No-exec / NX

👉 Overview

👀 What ?

The 'No-Execute' (NX) bit, also known as the 'Execution Protection Bit', is a technology used in CPUs to segregate areas of memory for use by either storage of processor instructions (code) or for storage of data. In other words, it distinguishes where a program should be able to execute code (the execution bit set) and where it should not (the execution bit not set).

🧐 Why ?

The NX bit is a critical security feature of many modern operating systems, including Windows. It helps to prevent certain types of malicious software from taking over computers by inserting their code into another program's data storage area and then forcing it to run. Without the NX bit, the boundary between code and data memory is unclear, making it easier for hackers to trick the system into executing malicious code.

⛏️ How ?

To use NX effectively, both your operating system and your processor must support it. Most modern CPUs from Intel and AMD include support for this technology, but it’s also a matter of the operating system to appropriately set and manage it. In Windows, you can check if your CPU supports the NX feature by opening the 'System Information' app and checking the 'System Summary'. If you see 'NX Protection: Yes', your system is configured correctly.

⏳ When ?

The NX technology has been around for a while. It was introduced in 2004 by AMD with the launch of the Athlon 64 processor. Intel introduced a similar feature, called XD (eXecute Disable), with its Prescott revision of the Pentium 4 CPU in that same year.

⚙️ Technical Explanations

The NX (No-Execute) bit, also known as the Execution Protection Bit, is a technology used in CPUs to segregate memory areas for either storing processor instructions (code) or for storing data. This technology is significant because it helps differentiate where a program should be able to execute code and where it should not.

In more technical terms, the NX bit works by setting a specific flag in the page table entry of a process. A page table is a data structure used by a virtual memory system in a computer operating system to store the mapping between virtual addresses and physical addresses.

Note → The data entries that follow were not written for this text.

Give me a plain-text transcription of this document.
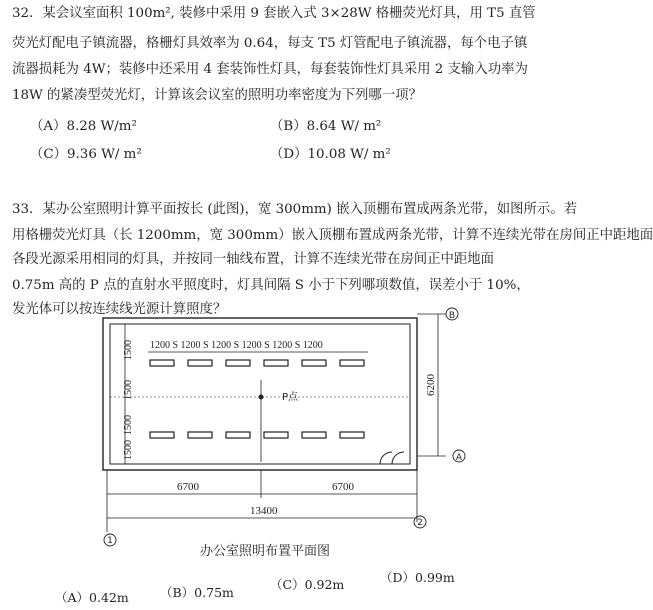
32．某会议室面积 100m², 装修中采用 9 套嵌入式 3×28W 格栅荧光灯具，用 T5 直管
荧光灯配电子镇流器，格栅灯具效率为 0.64，每支 T5 灯管配电子镇流器，每个电子镇
流器损耗为 4W；装修中还采用 4 套装饰性灯具，每套装饰性灯具采用 2 支输入功率为
18W 的紧凑型荧光灯，计算该会议室的照明功率密度为下列哪一项？
（A）8.28 W/m²	（B）8.64 W/ m²
（C）9.36 W/ m²	（D）10.08 W/ m²
33．某办公室照明计算平面按长 (此图)，宽 300mm) 嵌入顶棚布置成两条光带，如图所示。若
用格栅荧光灯具（长 1200mm，宽 300mm）嵌入顶棚布置成两条光带，计算不连续光带在房间正中距地面
各段光源采用相同的灯具，并按同一轴线布置，计算不连续光带在房间正中距地面
0.75m 高的 P 点的直射水平照度时，灯具间隔 S 小于下列哪项数值，误差小于 10%，
发光体可以按连续线光源计算照度？
1200 S 1200 S 1200 S 1200 S 1200 S 1200
1500
1500
1500
1500
P点
6200
B
A
6700	6700
13400
1
2
办公室照明布置平面图
（A）0.42m	（B）0.75m
（C）0.92m	（D）0.99m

Each process has its own page table, and each entry in the table represents a page.

When the NX flag is set for a specific memory page, the CPU will refuse to execute any code residing in that page. This feature is particularly utilized by the operating system's kernel when it assigns memory pages to processes. The kernel sets the NX bit for pages intended to hold data and leaves it unset for pages that are intended to hold executable code.

This mechanism provides a robust security measure. Even if a malicious software manages to inject its code into a data page, it won't be able to execute because the CPU will refuse to run any code from that page. This helps prevent certain types of malicious software from taking over computers by inserting their code into another program's data storage area and coercing it to run.

The NX bit is a critical security feature of many modern operating systems, including Windows. To use NX effectively, both your operating system and your processor must support it. Most modern CPUs from Intel and AMD include support for this technology. However, it’s also a matter of the operating system to appropriately set and manage it.

The NX technology has been around since 2004. It was introduced by AMD with the launch of the Athlon 64 processor. Intel introduced a similar feature, called XD (eXecute Disable), with its Prescott revision of the Pentium 4 CPU in the same year.

While the specifics of setting the NX bit are handled at the operating system level, you can understand the concept better by observing it in the context of a Linux system.

In Linux, you can check the status of the NX bit using the dmesg command. First, open a terminal and type:

dmesg | grep NX

The system will return a message indicating whether your CPU supports the NX bit. If your CPU does support it, the message will be "NX (Execute Disable) protection: active".

To see the NX bit in action, let's consider a simple C program:

#include <stdio.h>
int main() {
    char code[] = {
        0x48, 0xc7, 0xc0, 0x01, 0x00, 0x00, 0x00, // mov    $0x1,%rax
        0x48, 0xc7, 0xc7, 0x01, 0x00, 0x00, 0x00, // mov    $0x1,%rdi
        0x48, 0x8d, 0x35, 0x0c, 0x00, 0x00, 0x00, // lea    0xc(%rip),%rsi
        0x48, 0xc7, 0xc2, 0x0e, 0x00, 0x00, 0x00, // mov    $0xe,%rdx
        0x0f, 0x05,                               // syscall
        0x48, 0xc7, 0xc0, 0x60, 0x00, 0x00, 0x00, // mov    $0x60,%rax
        0x48, 0xc7, 0xc7, 0x00, 0x00, 0x00, 0x00, // mov    $0x0,%rdi
        0x0f, 0x05,                               // syscall
        'H', 'e', 'l', 'l', 'o', ',', ' ', 'w', 'o', 'r', 'l', 'd', '!', '\\n'
    };
    (*(void(*)()) code)();
    return 0;
}

This program contains code that writes "Hello, world!" to the standard output, followed by a system call to exit the program. If you compile and run this program, it will crash due to a Segmentation fault because the memory where code is stored is marked as non-executable by the NX bit.

The NX bit is a crucial security feature that helps prevent the execution of malicious code injected into data sections of memory, contributing to the overall security of a system. Remember, this is an oversimplified demonstration. In real-world applications, handling of the NX bit is better left to the operating system and the hardware.